Another obstacle to successful lean health care, Rieders says, is that medical professionals are incredibly busy. “If you visit a hospital floor, you see that nurses don’t sit around and gossip,” she says. They don’t have time to discuss how to improve things. If you want to improve things you have to invest a little, and who has the time? Imagine you are trying to look at an infectious disease ward and review its practices with an eye toward standardization. “Everyone is willing to get together but there is no extra time. There has to be a commitment on a fairly high level so that these efforts are not idle management efforts, but are being put into place to improve patient care. With that commitment comes the ability to free up some nurses to attend workshops.”
What strikes Rieders about hospital settings is that “you really work with great people.” Toyota has cultivated a culture of continuous improvement where every worker is part of the solution. Workers are encouraged to stop the assembly line if they see a problem. They are not encouraged to cover up, but to get to the root cause of the problem. In a hospital you have an educated, dedicated workforce. “When you explain to them how much they can contribute to the solution, you don’t have to work hard to convince them to come on board. A lot of these dedicated people are already problem-solvers. They just need to take a look at and think about the entire system.”
But, Rieders adds, if you don’t have a top-level manager who is a strong advocate of the program, “you might wind up with a temporary, short-term improvement, and the system is likely to slide back to status quo.”

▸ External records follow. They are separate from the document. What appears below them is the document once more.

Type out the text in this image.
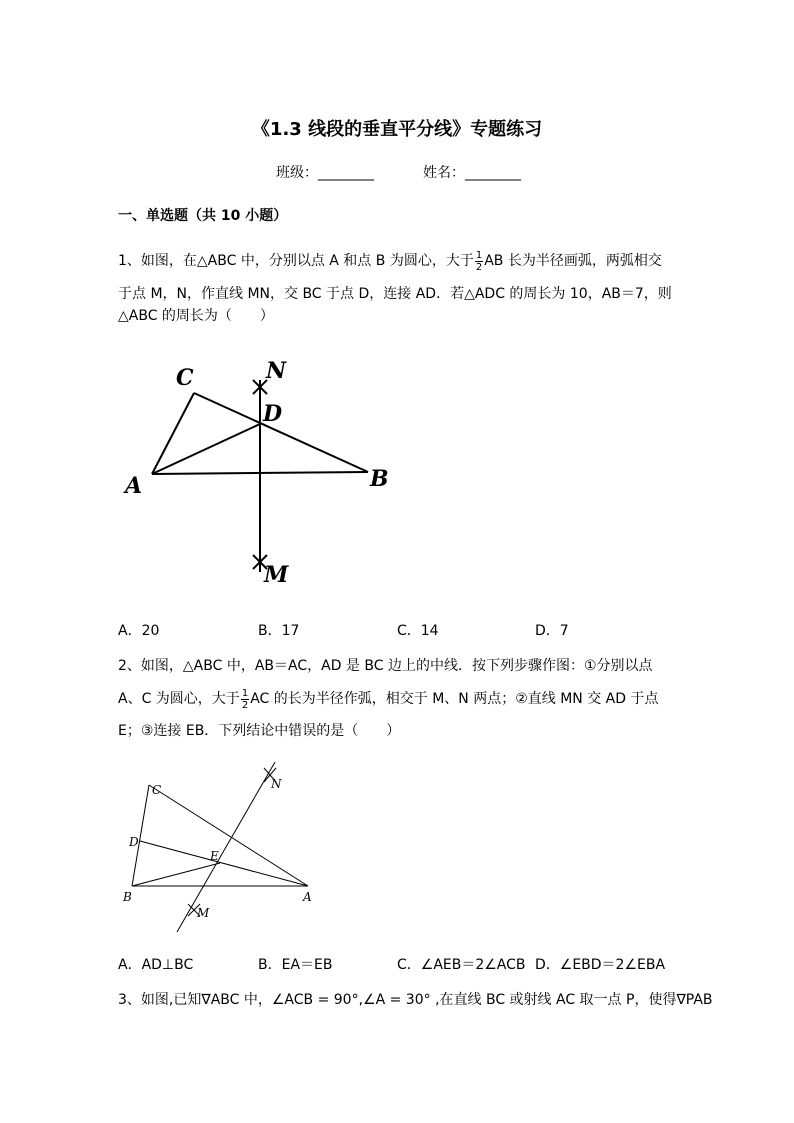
《1.3 线段的垂直平分线》专题练习
班级：________	姓名：________
一、单选题（共 10 小题）
1、如图，在△ABC 中，分别以点 A 和点 B 为圆心，大于 $\frac{1}{2}$ AB 长为半径画弧，两弧相交
于点 M，N，作直线 MN，交 BC 于点 D，连接 AD．若△ADC 的周长为 10，AB＝7，则
△ABC 的周长为（　　）
C	N
D
A	B
M
A．20	B．17	C．14	D．7
2、如图，△ABC 中，AB＝AC，AD 是 BC 边上的中线．按下列步骤作图：①分别以点
A、C 为圆心，大于 $\frac{1}{2}$ AC 的长为半径作弧，相交于 M、N 两点；②直线 MN 交 AD 于点
E；③连接 EB．下列结论中错误的是（　　）
C	N
D
E
B	A
M
A．AD⊥BC	B．EA＝EB	C．∠AEB＝2∠ACB D．∠EBD＝2∠EBA
3、如图,已知∇ABC 中，∠ACB = 90°,∠A = 30° ,在直线 BC 或射线 AC 取一点 P，使得∇PAB
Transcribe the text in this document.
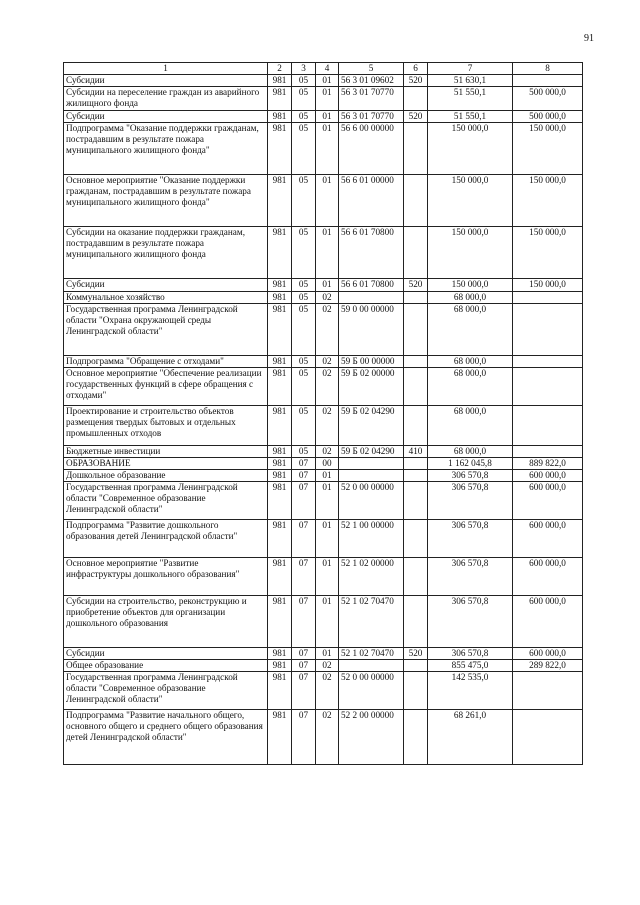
91
1	2	3	4	5	6	7	8
Субсидии	981	05	01	56 3 01 09602	520	51 630,1	
Субсидии на переселение граждан из аварийного жилищного фонда	981	05	01	56 3 01 70770		51 550,1	500 000,0
Субсидии	981	05	01	56 3 01 70770	520	51 550,1	500 000,0
Подпрограмма "Оказание поддержки гражданам, пострадавшим в результате пожара муниципального жилищного фонда"	981	05	01	56 6 00 00000		150 000,0	150 000,0
Основное мероприятие "Оказание поддержки гражданам, пострадавшим в результате пожара муниципального жилищного фонда"	981	05	01	56 6 01 00000		150 000,0	150 000,0
Субсидии на оказание поддержки гражданам, пострадавшим в результате пожара муниципального жилищного фонда	981	05	01	56 6 01 70800		150 000,0	150 000,0
Субсидии	981	05	01	56 6 01 70800	520	150 000,0	150 000,0
Коммунальное хозяйство	981	05	02			68 000,0	
Государственная программа Ленинградской области "Охрана окружающей среды Ленинградской области"	981	05	02	59 0 00 00000		68 000,0	
Подпрограмма "Обращение с отходами"	981	05	02	59 Б 00 00000		68 000,0	
Основное мероприятие "Обеспечение реализации государственных функций в сфере обращения с отходами"	981	05	02	59 Б 02 00000		68 000,0	
Проектирование и строительство объектов размещения твердых бытовых и отдельных промышленных отходов	981	05	02	59 Б 02 04290		68 000,0	
Бюджетные инвестиции	981	05	02	59 Б 02 04290	410	68 000,0	
ОБРАЗОВАНИЕ	981	07	00			1 162 045,8	889 822,0
Дошкольное образование	981	07	01			306 570,8	600 000,0
Государственная программа Ленинградской области "Современное образование Ленинградской области"	981	07	01	52 0 00 00000		306 570,8	600 000,0
Подпрограмма "Развитие дошкольного образования детей Ленинградской области"	981	07	01	52 1 00 00000		306 570,8	600 000,0
Основное мероприятие "Развитие инфраструктуры дошкольного образования"	981	07	01	52 1 02 00000		306 570,8	600 000,0
Субсидии на строительство, реконструкцию и приобретение объектов для организации дошкольного образования	981	07	01	52 1 02 70470		306 570,8	600 000,0
Субсидии	981	07	01	52 1 02 70470	520	306 570,8	600 000,0
Общее образование	981	07	02			855 475,0	289 822,0
Государственная программа Ленинградской области "Современное образование Ленинградской области"	981	07	02	52 0 00 00000		142 535,0	
Подпрограмма "Развитие начального общего, основного общего и среднего общего образования детей Ленинградской области"	981	07	02	52 2 00 00000		68 261,0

According to BCG’s Merchant, the reason no one can copy the Toyota Production System is “the mindset of senior leaders and people on the production floor” create success or failure. There are technical aspects of lean — reducing waste, gaining efficiency. “But lean is really about change.” For lean to succeed “you have to think about what your customers need, what your employees are connected with and what your senior leaders support. You won’t be successful unless you do all three.”
Looking back on initial discussions prior to UNC Health Care’s lean initiative, Dirschl says they encountered some resistance. “Nurses and care managers were a bit skeptical. So we had to take three groups of people — doctors, nurses and care managers — and get them all working on this problem.”
There was pushback from all three. “So first we chose some areas in which we could pilot it, where we had champions and knew we’d be successful. We never allowed frustration to build. We made sure that the communications were managed at every step.” Another pushback came from doctors who had to complete a form for every admission. Even though this task took no more than 60 seconds, “it was new work for them,” says Dirschl. “But it was key because it triggered everyone else’s work.” Of particular importance was picking a target discharge date and defining the criteria the patient needed to meet in order to be discharged. “It was a total no-brainer, but this information was never before in a place where people could see it.”
Dirschl acknowledges that lean health care isn’t yet a tsunami, but it is picking up speed. “Doctors are recognizing this is the way of the future, but I’d be exaggerating to say that the midpoint has shifted a whole lot. But it will change a whole lot more in the next five years.”
BCG’s Jon Scholl agrees. “The UNC Health Care lean initiative required new processes and new behaviors – the same things faced by manufacturing plants. Doctors are protective of their time, but they are also scientists, so when they see that something works, they will change.”